Belfast mi ha affascinata di più, non soltanto per il suo museo e quartiere del Titanic, dove pure ho imparato tante cose che non sapevo, ma soprattutto la visita fatta sotto la pioggia del quartiere ovest e della zona dei murales. Davvero è difficile pensare a una città così piccola dove per decenni si è creduto di combattere il Regno Unito e di sconfiggere la sua armata, mettendo bombe da Marks & Spencer ogni sabato (cito Mcliam Wilson a memoria).

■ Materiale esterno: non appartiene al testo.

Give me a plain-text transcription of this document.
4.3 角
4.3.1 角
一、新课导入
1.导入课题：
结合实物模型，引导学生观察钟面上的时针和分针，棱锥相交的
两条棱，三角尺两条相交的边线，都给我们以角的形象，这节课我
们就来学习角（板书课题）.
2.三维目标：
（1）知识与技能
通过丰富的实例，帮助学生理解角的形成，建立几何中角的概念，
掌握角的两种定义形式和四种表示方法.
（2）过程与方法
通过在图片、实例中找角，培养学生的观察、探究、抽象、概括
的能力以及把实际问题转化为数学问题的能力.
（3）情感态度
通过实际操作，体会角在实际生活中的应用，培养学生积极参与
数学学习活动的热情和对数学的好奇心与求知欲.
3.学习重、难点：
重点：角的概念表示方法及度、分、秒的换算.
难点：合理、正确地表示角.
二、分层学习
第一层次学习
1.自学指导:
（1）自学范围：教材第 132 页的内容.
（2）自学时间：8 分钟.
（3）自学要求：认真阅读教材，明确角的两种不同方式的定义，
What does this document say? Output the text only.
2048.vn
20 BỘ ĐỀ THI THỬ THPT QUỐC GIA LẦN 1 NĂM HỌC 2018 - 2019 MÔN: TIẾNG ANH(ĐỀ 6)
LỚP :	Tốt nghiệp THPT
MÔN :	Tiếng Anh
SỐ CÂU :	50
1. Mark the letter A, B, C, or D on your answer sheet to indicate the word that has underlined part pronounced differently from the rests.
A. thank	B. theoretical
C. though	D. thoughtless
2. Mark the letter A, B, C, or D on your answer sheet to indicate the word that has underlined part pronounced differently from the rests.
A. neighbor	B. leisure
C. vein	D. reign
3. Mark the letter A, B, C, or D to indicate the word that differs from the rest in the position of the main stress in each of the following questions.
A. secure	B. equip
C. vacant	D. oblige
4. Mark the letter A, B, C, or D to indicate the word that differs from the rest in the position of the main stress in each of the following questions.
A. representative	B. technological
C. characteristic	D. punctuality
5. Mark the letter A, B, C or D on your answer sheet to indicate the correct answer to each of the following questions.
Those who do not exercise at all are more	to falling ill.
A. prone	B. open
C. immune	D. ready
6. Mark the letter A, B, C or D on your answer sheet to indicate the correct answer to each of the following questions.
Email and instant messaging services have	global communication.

Ma Belfast è una città così, divisa tra protestanti unionisti e  separatisti cattolici, in guerra tra bande, tra quartieri, tra condomini e forse persino tra colleghi, nonostante gli accordi cosiddetti del venerdì santo, la rabbia non sembra mai finita, nonostante pure le 3000 vittime. Ogni angolo del quartiere ovest ha un suo piccolo cimitero della memoria. Davvero una città che dopo aver perso la sua centralità nel mondo (agli inizi del ‘900 era la maggiore manifattura del lino mondiale e i suoi cantieri navali, i più all’avanguardia) non ha saputo ritrovare il suo centro.

Se decidete di andarci leggete prima Eureka Street, di Robert Mcliam Wilson, è una lettura illuminante sulla città oltre che bellissima, quindi potete decidere di leggerlo anche se non ci andate.